MEMORANDUM:
The order of the Appellate Division should be reversed, with costs, defendant's cross-motion for partial summary judgment dismissing the personal injury causes of action sounding in medical malpractice granted and the certified question answered in the negative.
In January and February of 1987, defendant physician examined plaintiff's decedent at the request of decedent's dermatologist. The purpose of the consultations was to determine whether decedent's liver would be harmed by continuing drug treatments for psoriasis. Though defendant detected a nodule during the examination and testing, he concluded that the proposed drug treatment would have no ill effects on decedent's liver. No further examinations or follow-up consultations with defendant were proposed or contemplated. Decedent was treated for psoriasis and released from the hospital. Nine months later, in November 1987, decedent consulted her internist after complaining of abdominal swelling. The internist referred her to defendant, who detected cancer. Decedent died of liver cancer a short time later.
More than two years after the November examination, plaintiff commenced this action alleging, among other things, that defendant negligently failed to diagnose the cancer during the initial consultations in January and February. To avoid dismissal of the medical malpractice claims under the 2 1/2-year Statute of Limitations (CPLR 214-a), plaintiff contends that decedent's visits to defendant constituted a single course of treatment, thereby invoking the continuous treatment doctrine to toll the Statute of Limitations.
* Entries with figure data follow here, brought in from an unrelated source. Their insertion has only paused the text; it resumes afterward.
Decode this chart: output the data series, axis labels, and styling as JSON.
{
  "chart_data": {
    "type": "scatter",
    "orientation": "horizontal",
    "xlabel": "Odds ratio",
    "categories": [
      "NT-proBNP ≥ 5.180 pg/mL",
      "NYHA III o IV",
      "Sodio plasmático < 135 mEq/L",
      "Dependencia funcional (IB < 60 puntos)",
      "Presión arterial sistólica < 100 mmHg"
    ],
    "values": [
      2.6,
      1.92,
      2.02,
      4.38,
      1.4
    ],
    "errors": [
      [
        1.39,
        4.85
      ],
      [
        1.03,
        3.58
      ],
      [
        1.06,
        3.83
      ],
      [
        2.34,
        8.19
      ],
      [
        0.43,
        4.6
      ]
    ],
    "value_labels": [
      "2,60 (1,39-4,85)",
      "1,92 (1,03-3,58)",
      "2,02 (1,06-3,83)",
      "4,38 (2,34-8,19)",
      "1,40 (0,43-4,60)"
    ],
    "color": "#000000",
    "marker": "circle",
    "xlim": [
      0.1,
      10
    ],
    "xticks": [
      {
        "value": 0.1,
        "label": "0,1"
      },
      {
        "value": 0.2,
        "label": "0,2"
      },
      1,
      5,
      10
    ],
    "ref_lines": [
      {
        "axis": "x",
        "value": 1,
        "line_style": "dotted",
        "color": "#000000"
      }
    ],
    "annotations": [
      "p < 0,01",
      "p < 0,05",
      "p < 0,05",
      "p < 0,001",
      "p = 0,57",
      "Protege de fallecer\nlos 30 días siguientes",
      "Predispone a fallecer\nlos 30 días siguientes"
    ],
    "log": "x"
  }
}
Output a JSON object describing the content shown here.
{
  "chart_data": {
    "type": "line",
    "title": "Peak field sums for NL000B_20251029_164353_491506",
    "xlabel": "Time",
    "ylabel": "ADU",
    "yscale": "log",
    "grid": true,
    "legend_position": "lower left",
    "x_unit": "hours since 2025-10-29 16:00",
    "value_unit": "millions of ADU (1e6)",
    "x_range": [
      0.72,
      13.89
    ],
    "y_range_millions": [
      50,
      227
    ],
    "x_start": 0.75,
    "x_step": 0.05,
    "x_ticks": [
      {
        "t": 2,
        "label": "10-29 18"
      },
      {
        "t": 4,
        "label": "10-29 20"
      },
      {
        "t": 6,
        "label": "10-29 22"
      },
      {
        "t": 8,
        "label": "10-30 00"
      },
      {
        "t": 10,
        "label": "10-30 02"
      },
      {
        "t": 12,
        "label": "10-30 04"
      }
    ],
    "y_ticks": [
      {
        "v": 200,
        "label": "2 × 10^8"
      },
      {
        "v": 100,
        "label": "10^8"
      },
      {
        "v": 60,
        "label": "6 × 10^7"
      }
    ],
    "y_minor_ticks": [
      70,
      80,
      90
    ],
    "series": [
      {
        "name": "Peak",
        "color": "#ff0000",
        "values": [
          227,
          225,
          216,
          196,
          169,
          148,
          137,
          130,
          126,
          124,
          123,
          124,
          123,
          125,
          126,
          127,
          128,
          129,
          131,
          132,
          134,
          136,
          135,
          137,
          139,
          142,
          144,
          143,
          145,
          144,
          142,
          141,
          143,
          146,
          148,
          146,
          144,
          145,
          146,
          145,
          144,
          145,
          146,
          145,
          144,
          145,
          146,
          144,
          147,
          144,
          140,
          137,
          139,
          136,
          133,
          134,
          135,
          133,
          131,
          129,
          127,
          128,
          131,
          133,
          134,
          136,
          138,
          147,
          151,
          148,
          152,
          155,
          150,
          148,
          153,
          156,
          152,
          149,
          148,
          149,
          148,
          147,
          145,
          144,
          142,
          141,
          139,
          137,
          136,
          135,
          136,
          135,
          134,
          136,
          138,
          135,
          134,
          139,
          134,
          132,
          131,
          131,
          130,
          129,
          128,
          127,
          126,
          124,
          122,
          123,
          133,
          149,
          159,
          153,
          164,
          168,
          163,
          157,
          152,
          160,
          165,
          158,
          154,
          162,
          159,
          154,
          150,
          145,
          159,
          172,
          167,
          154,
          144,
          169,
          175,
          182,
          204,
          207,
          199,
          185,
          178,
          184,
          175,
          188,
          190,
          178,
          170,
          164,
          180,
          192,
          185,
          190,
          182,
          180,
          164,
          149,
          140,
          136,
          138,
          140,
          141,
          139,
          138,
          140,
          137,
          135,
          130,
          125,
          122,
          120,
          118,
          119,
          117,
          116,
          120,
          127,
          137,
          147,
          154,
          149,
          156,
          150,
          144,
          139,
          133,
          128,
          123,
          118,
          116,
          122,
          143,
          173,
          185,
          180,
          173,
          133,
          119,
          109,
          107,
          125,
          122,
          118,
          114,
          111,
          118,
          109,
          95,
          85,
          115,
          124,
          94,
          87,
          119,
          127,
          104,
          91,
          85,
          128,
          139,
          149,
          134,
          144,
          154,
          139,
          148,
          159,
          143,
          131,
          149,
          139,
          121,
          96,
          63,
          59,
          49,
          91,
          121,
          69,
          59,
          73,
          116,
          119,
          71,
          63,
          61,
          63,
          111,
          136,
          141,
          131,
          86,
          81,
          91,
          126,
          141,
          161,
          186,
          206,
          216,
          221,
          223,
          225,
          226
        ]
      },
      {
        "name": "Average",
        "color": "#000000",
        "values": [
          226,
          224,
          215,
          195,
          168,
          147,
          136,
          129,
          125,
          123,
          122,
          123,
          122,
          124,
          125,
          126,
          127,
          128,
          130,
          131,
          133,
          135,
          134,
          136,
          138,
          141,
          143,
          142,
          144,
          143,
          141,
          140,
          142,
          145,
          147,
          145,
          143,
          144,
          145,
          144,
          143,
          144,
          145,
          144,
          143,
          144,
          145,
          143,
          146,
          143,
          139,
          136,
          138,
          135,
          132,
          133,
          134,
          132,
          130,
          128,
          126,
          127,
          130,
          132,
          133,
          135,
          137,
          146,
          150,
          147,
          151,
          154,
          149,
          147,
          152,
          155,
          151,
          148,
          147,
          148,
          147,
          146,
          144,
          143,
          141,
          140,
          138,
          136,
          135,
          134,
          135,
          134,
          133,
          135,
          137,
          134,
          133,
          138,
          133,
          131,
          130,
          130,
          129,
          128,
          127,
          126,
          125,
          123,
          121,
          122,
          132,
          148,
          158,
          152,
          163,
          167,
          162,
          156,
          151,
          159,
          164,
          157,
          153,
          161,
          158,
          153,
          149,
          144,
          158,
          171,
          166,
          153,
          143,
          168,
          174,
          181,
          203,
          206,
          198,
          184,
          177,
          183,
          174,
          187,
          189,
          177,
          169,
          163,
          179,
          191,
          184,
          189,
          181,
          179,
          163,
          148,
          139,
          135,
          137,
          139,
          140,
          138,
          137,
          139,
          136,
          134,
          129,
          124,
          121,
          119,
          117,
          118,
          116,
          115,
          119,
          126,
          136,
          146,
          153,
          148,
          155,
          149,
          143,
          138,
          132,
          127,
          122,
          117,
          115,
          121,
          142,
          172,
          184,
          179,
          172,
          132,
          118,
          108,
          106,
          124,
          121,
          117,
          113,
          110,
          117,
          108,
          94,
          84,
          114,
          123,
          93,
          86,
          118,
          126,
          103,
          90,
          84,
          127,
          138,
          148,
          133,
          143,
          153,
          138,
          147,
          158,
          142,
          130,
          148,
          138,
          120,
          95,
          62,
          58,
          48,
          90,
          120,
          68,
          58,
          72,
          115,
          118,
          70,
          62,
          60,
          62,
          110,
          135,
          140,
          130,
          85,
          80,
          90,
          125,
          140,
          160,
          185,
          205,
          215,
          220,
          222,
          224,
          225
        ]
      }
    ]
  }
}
We conclude that the continuous treatment doctrine is inapplicable under these circumstances. The consultations here were not part of "continuing efforts by a doctor to treat a particular condition" (Massie v Crawford, 78 NY 516, 519). The first consultation was undertaken for a purpose wholly independent of the second and involved neither ongoing provision of services by defendant nor the expectation of any future contact between the patient and physician after discharge from the hospital (see, Davis v City of New York, 38 NY2d 257, 159; compare, McDermott v Torre, 56 NY2d 399, 406). The fact that the condition allegedly overlooked in the first consultations was the condition ultimately diagnosed in the later consultation does not bring this case within the continuous treatment doctrine even if a correct diagnosis would have led to an ongoing course of treatment (see, Nykorchuck v Henriques, 78 NY2d 255, 259).
On review of submissions pursuant to section 500.4 of the Rules, order reversed, with costs, defendant's cross motion for partial summary judgment dismissing the personal injury causes of action sounding in medical malpractice granted and certified question answered in the negative, in a memorandum. Chief Judge Kaye and Judges Simons, Titone, Bellacosa, Smith, Levine and Ciparick concur.